HubSpot Duplicate Management: Complete Guide
Master HubSpot's duplicate management tools. Learn to use the native duplicate manager, set up workflow-based deduplication, and integrate third-party tools.
Duplicate records in HubSpot cause chaos: marketing sends multiple emails to the same person, sales reps work the same lead unknowingly, and your reports become meaningless.
HubSpot offers native duplicate management tools, but they have limitations. This guide covers both native capabilities and how to extend them.

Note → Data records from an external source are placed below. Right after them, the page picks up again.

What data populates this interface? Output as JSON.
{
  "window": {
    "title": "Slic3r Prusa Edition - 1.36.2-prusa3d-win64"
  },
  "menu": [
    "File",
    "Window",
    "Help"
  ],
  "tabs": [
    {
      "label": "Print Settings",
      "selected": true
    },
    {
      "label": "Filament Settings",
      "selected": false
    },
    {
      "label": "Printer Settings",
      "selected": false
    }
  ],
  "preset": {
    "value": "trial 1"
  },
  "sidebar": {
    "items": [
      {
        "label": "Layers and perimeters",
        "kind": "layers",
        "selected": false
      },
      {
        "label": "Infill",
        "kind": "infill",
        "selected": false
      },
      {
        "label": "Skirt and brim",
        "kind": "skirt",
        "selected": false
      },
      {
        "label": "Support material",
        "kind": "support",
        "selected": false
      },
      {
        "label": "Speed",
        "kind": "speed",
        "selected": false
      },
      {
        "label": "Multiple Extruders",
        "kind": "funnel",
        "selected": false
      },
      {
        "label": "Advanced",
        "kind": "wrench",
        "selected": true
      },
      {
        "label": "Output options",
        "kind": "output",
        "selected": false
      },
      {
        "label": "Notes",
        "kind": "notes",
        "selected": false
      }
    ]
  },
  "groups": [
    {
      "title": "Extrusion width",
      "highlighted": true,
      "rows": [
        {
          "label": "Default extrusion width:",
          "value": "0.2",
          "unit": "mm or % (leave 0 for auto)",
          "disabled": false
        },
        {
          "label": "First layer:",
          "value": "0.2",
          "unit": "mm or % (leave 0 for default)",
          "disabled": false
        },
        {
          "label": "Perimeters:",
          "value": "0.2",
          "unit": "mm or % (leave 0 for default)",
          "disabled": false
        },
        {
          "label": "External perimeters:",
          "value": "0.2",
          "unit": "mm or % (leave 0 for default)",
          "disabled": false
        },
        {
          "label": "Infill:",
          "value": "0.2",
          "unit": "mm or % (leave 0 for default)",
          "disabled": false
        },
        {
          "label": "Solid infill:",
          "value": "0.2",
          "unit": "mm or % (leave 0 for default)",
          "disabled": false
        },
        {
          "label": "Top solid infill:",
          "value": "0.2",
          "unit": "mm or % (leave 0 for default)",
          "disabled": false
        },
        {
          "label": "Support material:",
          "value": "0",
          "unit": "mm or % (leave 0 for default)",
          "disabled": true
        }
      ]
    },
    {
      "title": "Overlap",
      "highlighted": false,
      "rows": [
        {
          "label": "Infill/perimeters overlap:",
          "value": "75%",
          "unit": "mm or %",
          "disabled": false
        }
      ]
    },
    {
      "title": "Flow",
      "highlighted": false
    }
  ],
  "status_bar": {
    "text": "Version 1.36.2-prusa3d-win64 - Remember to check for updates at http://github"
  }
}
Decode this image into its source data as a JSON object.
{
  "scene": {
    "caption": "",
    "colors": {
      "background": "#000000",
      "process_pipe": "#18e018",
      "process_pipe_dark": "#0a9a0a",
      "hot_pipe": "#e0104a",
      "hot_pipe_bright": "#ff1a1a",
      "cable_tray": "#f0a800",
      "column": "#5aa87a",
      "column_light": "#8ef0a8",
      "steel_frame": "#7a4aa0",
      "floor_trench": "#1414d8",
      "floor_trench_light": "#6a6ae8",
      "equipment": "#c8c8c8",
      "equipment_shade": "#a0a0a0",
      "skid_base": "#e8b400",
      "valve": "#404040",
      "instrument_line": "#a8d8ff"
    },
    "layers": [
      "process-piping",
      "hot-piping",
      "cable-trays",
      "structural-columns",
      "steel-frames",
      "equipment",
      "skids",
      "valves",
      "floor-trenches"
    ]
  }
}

How HubSpot Handles Duplicates
Automatic Email-Based Deduplication
HubSpot automatically deduplicates contacts based on email address:
- When you create a contact with an email that already exists, HubSpot updates the existing record instead of creating a duplicate
- This happens automatically—no configuration needed
Important limitation: This only works when the email field is populated. Contacts without emails can duplicate freely.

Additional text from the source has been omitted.